I should add that the Claimant's solicitor has signed the statement of truth on the Claim Form on behalf of the Claimant. By CPR PD 22 paragraph 3.8, I proceed on the basis that the claimant has authorised the solicitor to sign the statement of truth and that before signing the solicitor had explained to the claimant “(through an interpreter where necessary) that in signing the statement of truth [the solicitor] would be confirming the client's belief that the facts stated in the document were true, and…. that before signing he had informed the client of the possible consequences to the client if it should subsequently appear that the client did not have an honest belief in the truth of those facts (see rule 32.14).”

17

None of the claimants' three witness statements has been prepared in accordance with the CPR.

a. CPR PD 22 para.2.4 requires a statement of truth to be written verifying a witness statement to be in the witness' own language. The point is repeated at CPR PD 32 para.20.1.

b.

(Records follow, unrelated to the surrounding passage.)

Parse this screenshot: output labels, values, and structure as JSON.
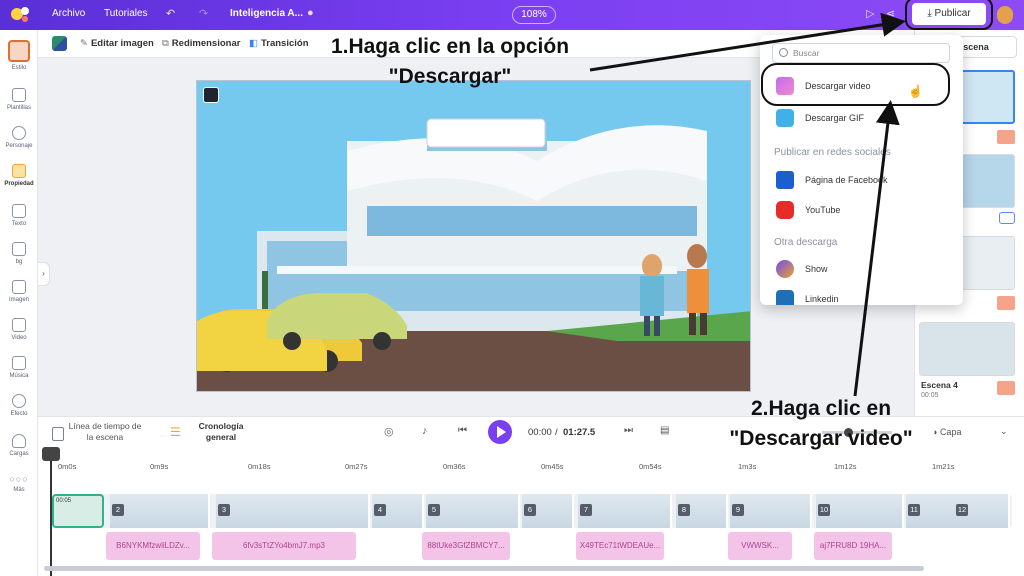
{
  "topbar": {
    "menu_file": "Archivo",
    "menu_tutorials": "Tutoriales",
    "project_title": "Inteligencia A...",
    "zoom": "108%",
    "publish_label": "Publicar"
  },
  "toolbar": {
    "edit_image": "Editar imagen",
    "resize": "Redimensionar",
    "transition": "Transición"
  },
  "sidebar": {
    "items": [
      {
        "label": "Estilo"
      },
      {
        "label": "Plantillas"
      },
      {
        "label": "Personaje"
      },
      {
        "label": "Propiedad"
      },
      {
        "label": "Texto"
      },
      {
        "label": "bg"
      },
      {
        "label": "Imagen"
      },
      {
        "label": "Video"
      },
      {
        "label": "Música"
      },
      {
        "label": "Efecto"
      },
      {
        "label": "Cargas"
      },
      {
        "label": "Más"
      }
    ]
  },
  "dropdown": {
    "search_placeholder": "Buscar",
    "download_video": "Descargar video",
    "download_gif": "Descargar GIF",
    "social_heading": "Publicar en redes sociales",
    "facebook": "Página de Facebook",
    "youtube": "YouTube",
    "other_heading": "Otra descarga",
    "show": "Show",
    "linkedin": "Linkedin"
  },
  "scene_panel": {
    "add_scene": "ar escena",
    "scene4_label": "Escena 4",
    "scene4_time": "00:05"
  },
  "timeline": {
    "scene_timeline": "Línea de tiempo de la escena",
    "general_timeline": "Cronología general",
    "time_current": "00:00",
    "time_total": "01:27.5",
    "layer_label": "Capa",
    "ticks": [
      "0m0s",
      "0m9s",
      "0m18s",
      "0m27s",
      "0m36s",
      "0m45s",
      "0m54s",
      "1m3s",
      "1m12s",
      "1m21s"
    ],
    "first_scene_time": "00:05",
    "segments": [
      "2",
      "3",
      "4",
      "5",
      "6",
      "7",
      "8",
      "9",
      "10",
      "11",
      "12"
    ],
    "audio_clips": [
      "B6NYKMfzwliLDZv...",
      "6fv3sTtZYo4bmJ7.mp3",
      "88tUke3GfZBMCY7...",
      "X49TEc71tWDEAUe...",
      "VWWSK...",
      "aj7FRU8D 19HA..."
    ]
  },
  "annotations": {
    "step1": "1.Haga clic en la opción \"Descargar\"",
    "step2": "2.Haga clic en \"Descargar video\""
  },
  "colors": {
    "brand": "#7b3ff2",
    "highlight_ring": "#111111"
  }
}
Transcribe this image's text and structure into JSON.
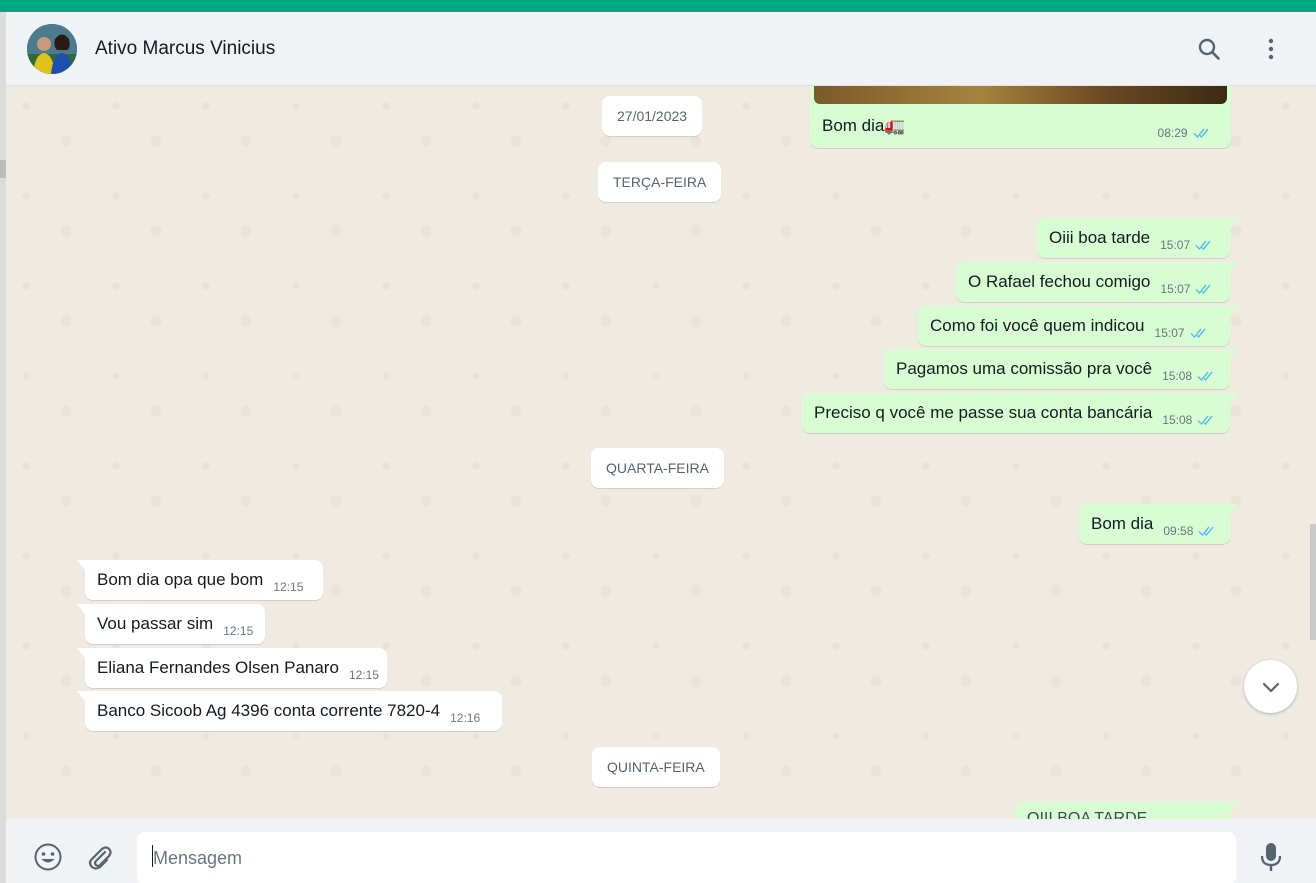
{
  "header": {
    "contact_name": "Ativo Marcus Vinicius",
    "avatar_icon": "contact-avatar",
    "search_icon": "search-icon",
    "menu_icon": "more-vertical-icon"
  },
  "colors": {
    "accent": "#00a884",
    "outgoing_bubble": "#d9fdd3",
    "incoming_bubble": "#ffffff",
    "read_ticks": "#53bdeb"
  },
  "chat": {
    "date_separators": [
      "27/01/2023",
      "TERÇA-FEIRA",
      "QUARTA-FEIRA",
      "QUINTA-FEIRA"
    ],
    "messages": [
      {
        "direction": "out",
        "text": "Bom dia🚛",
        "time": "08:29",
        "status": "read"
      },
      {
        "direction": "out",
        "text": "Oiii boa tarde",
        "time": "15:07",
        "status": "read"
      },
      {
        "direction": "out",
        "text": "O Rafael fechou comigo",
        "time": "15:07",
        "status": "read"
      },
      {
        "direction": "out",
        "text": "Como foi você quem indicou",
        "time": "15:07",
        "status": "read"
      },
      {
        "direction": "out",
        "text": "Pagamos uma comissão pra você",
        "time": "15:08",
        "status": "read"
      },
      {
        "direction": "out",
        "text": "Preciso q você me passe sua conta bancária",
        "time": "15:08",
        "status": "read"
      },
      {
        "direction": "out",
        "text": "Bom dia",
        "time": "09:58",
        "status": "read"
      },
      {
        "direction": "in",
        "text": "Bom dia opa que bom",
        "time": "12:15"
      },
      {
        "direction": "in",
        "text": "Vou passar sim",
        "time": "12:15"
      },
      {
        "direction": "in",
        "text": "Eliana Fernandes Olsen Panaro",
        "time": "12:15"
      },
      {
        "direction": "in",
        "text": "Banco Sicoob Ag 4396 conta corrente 7820-4",
        "time": "12:16"
      },
      {
        "direction": "out",
        "text": "OIII BOA TARDE",
        "time": "",
        "status": "partial"
      }
    ],
    "scroll_down_icon": "chevron-down-icon"
  },
  "composer": {
    "placeholder": "Mensagem",
    "value": "",
    "emoji_icon": "emoji-icon",
    "attach_icon": "paperclip-icon",
    "mic_icon": "microphone-icon"
  }
}
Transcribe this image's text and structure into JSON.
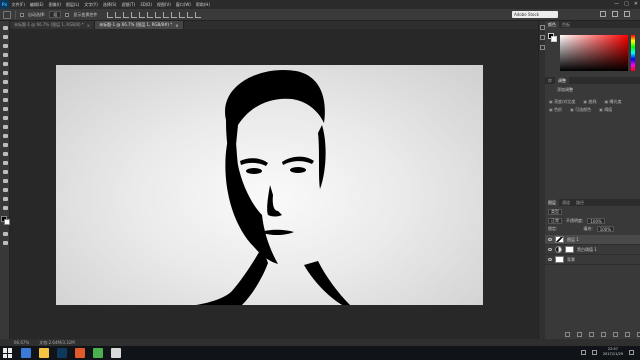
{
  "menubar": {
    "logo": "Ps",
    "items": [
      "文件(F)",
      "编辑(E)",
      "图像(I)",
      "图层(L)",
      "文字(Y)",
      "选择(S)",
      "滤镜(T)",
      "3D(D)",
      "视图(V)",
      "窗口(W)",
      "帮助(H)"
    ],
    "controls": [
      "—",
      "□",
      "✕"
    ]
  },
  "options": {
    "auto_select_label": "自动选择:",
    "auto_select_value": "组",
    "transform_label": "显示变换控件",
    "search_placeholder": "Adobe Stock"
  },
  "tabs": [
    {
      "title": "未标题-1 @ 66.7% (图层 1, RGB/8) *",
      "close": "×"
    },
    {
      "title": "未标题-1 @ 66.7% (图层 1, RGB/8#) *",
      "close": "×"
    }
  ],
  "status": {
    "zoom": "66.67%",
    "doc": "文档:2.64M/3.32M"
  },
  "panels": {
    "color_tabs": [
      "颜色",
      "色板"
    ],
    "adjustment_tabs": [
      "库",
      "调整"
    ],
    "adjust_title": "添加调整",
    "adjust_row1": [
      "亮度/对比度",
      "曲线",
      "曝光度"
    ],
    "adjust_row2": [
      "色阶",
      "可选颜色",
      "阈值"
    ],
    "layers_tabs": [
      "图层",
      "通道",
      "路径"
    ],
    "kind_label": "类型",
    "blend_mode": "正常",
    "opacity_label": "不透明度:",
    "opacity_value": "100%",
    "lock_label": "锁定:",
    "fill_label": "填充:",
    "fill_value": "100%",
    "layers": [
      {
        "name": "图层 1",
        "selected": true
      },
      {
        "name": "黑白阈值 1",
        "selected": false
      },
      {
        "name": "背景",
        "selected": false
      }
    ]
  },
  "taskbar": {
    "clock_time": "22:57",
    "clock_date": "2017/11/29",
    "app_colors": [
      "#3a7bd5",
      "#f5c542",
      "#0d3a5c",
      "#e05a2b",
      "#4caf50",
      "#d9d9d9"
    ]
  }
}
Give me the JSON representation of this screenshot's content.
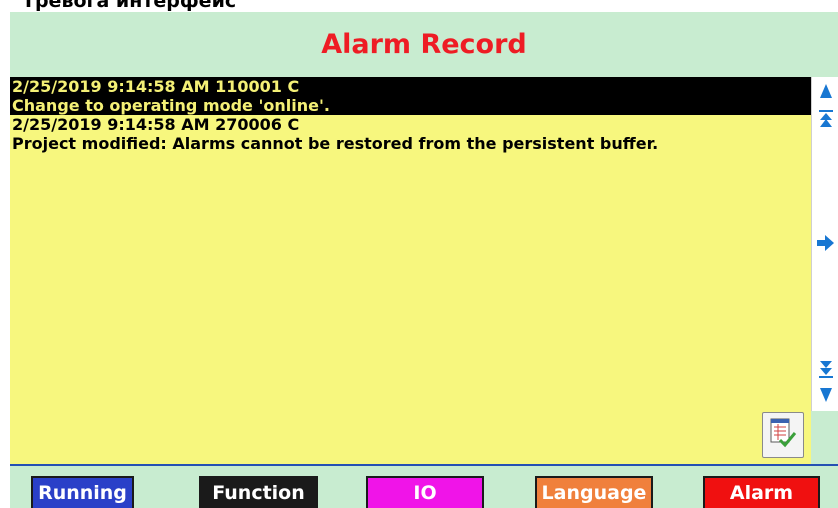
{
  "caption": "Тревога интерфейс",
  "header": {
    "title": "Alarm Record"
  },
  "alarms": [
    {
      "line1": "2/25/2019 9:14:58 AM 110001 C",
      "line2": "Change to operating mode 'online'."
    },
    {
      "line1": "2/25/2019 9:14:58 AM 270006 C",
      "line2": "Project modified: Alarms cannot be restored from the persistent buffer."
    }
  ],
  "scroll_buttons": [
    "scroll-up-icon",
    "page-up-icon",
    "scroll-right-icon",
    "page-down-icon",
    "scroll-down-icon"
  ],
  "acknowledge_icon": "acknowledge-checklist-icon",
  "nav": {
    "running": "Running",
    "function": "Function",
    "io": "IO",
    "language": "Language",
    "alarm": "Alarm"
  },
  "colors": {
    "header_bg": "#c8ecd0",
    "title": "#ee1c24",
    "list_bg": "#f7f77e",
    "selected_text": "#f4f076",
    "running": "#2a40c8",
    "function": "#1a1a1a",
    "io": "#f014e8",
    "language": "#f0803c",
    "alarm": "#f01010"
  }
}
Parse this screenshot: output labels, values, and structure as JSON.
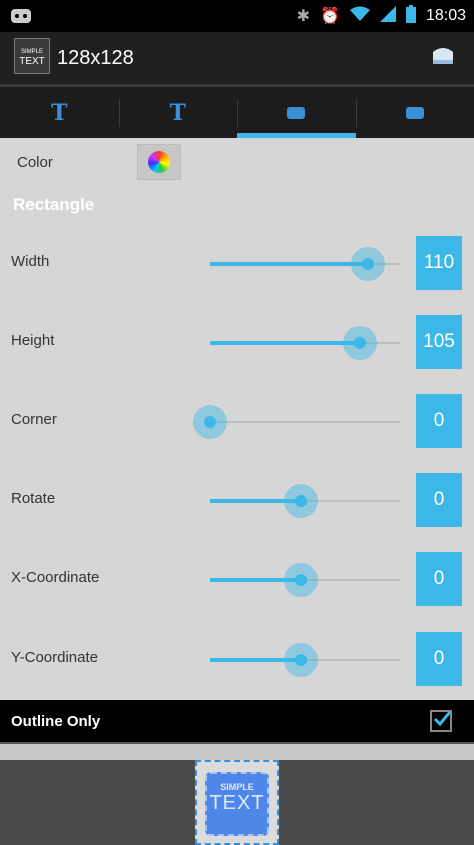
{
  "status_bar": {
    "time": "18:03"
  },
  "app": {
    "title": "128x128",
    "icon_line1": "SIMPLE",
    "icon_line2": "TEXT"
  },
  "tabs": [
    {
      "icon": "text-T-icon",
      "active": false
    },
    {
      "icon": "text-T-icon",
      "active": false
    },
    {
      "icon": "rectangle-icon",
      "active": true
    },
    {
      "icon": "rectangle-icon",
      "active": false
    }
  ],
  "color": {
    "label": "Color",
    "icon": "color-wheel-icon"
  },
  "section": {
    "title": "Rectangle"
  },
  "sliders": [
    {
      "label": "Width",
      "value": "110",
      "level": 0.83
    },
    {
      "label": "Height",
      "value": "105",
      "level": 0.79
    },
    {
      "label": "Corner",
      "value": "0",
      "level": 0.0
    },
    {
      "label": "Rotate",
      "value": "0",
      "level": 0.48
    },
    {
      "label": "X-Coordinate",
      "value": "0",
      "level": 0.48
    },
    {
      "label": "Y-Coordinate",
      "value": "0",
      "level": 0.48
    }
  ],
  "outline": {
    "label": "Outline Only",
    "checked": true
  },
  "preview": {
    "line1": "SIMPLE",
    "line2": "TEXT"
  },
  "colors": {
    "accent": "#3bb7e8",
    "panel": "#d6d6d6"
  }
}
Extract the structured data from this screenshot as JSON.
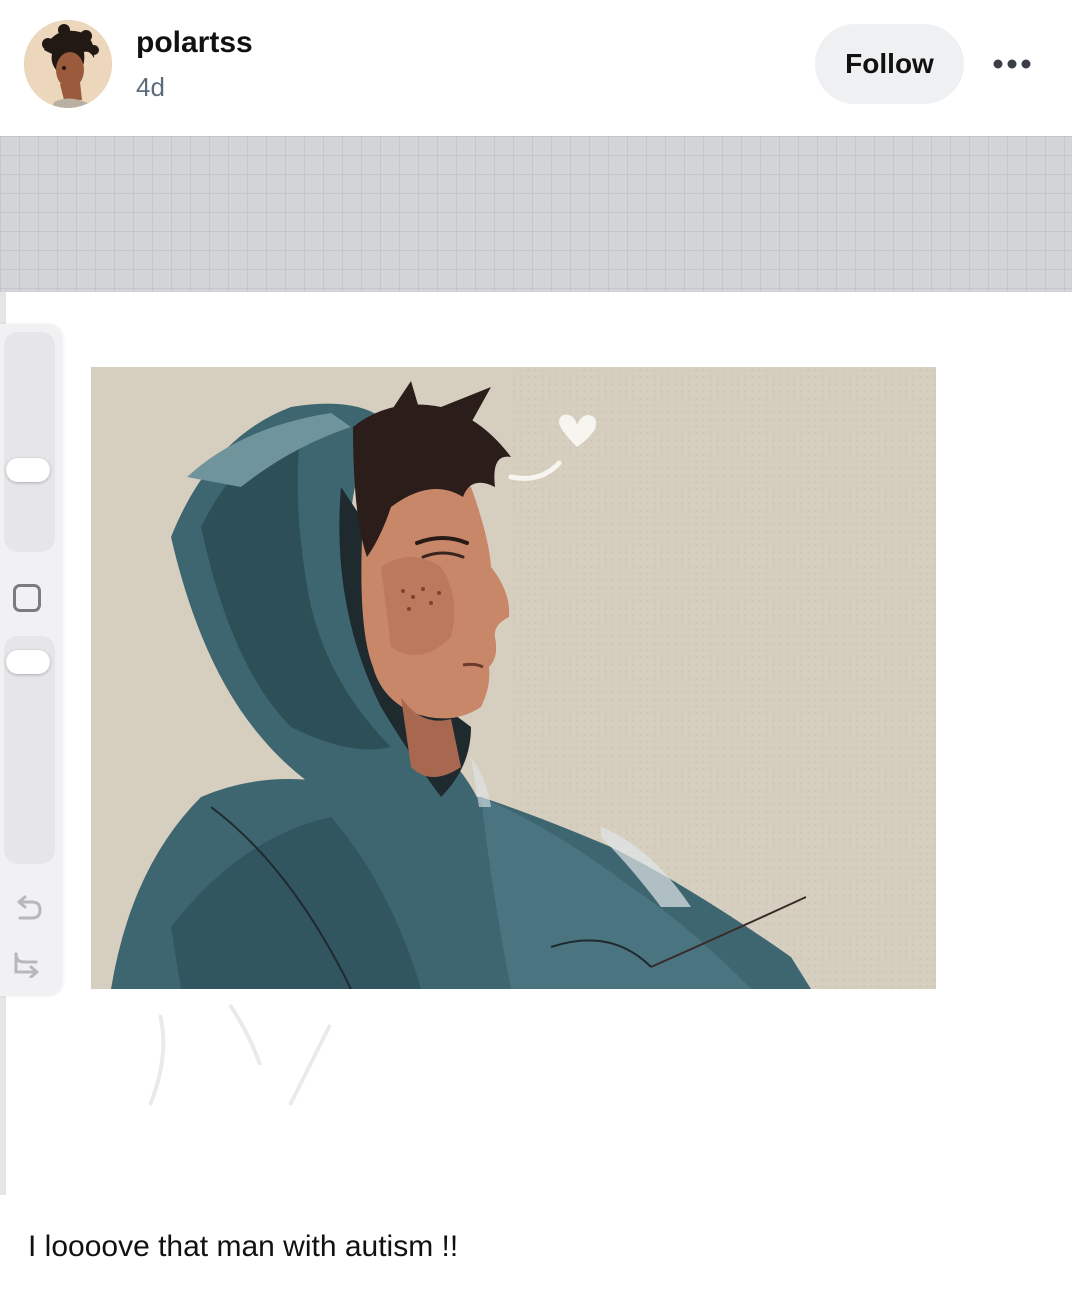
{
  "post": {
    "username": "polartss",
    "timestamp": "4d",
    "follow_label": "Follow",
    "caption": "I loooove that man with autism !!"
  },
  "icons": {
    "avatar": "avatar-illustration",
    "more": "more-options-icon",
    "undo": "undo-icon",
    "redo": "redo-icon",
    "color_square": "square-icon"
  },
  "colors": {
    "follow_bg": "#eef0f2",
    "timestamp": "#5d6b7a",
    "app_bar": "#d2d4d8",
    "hoodie": "#3e6670",
    "art_bg": "#d6cfc0"
  }
}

CPR PD 32 para.18 requires the witness statement to be drafted in the witness' “ own language”. This point is emphasised and repeated at para.23.1.3 of the 2022 Administrative Court Guide and para.19.1(8) of the same PD.

c. A witness statement in a language other than English must be translated. The translator must sign the original statement and must certify that the translation is accurate (CPR PD 32 para.23.2). Both statements should be filed.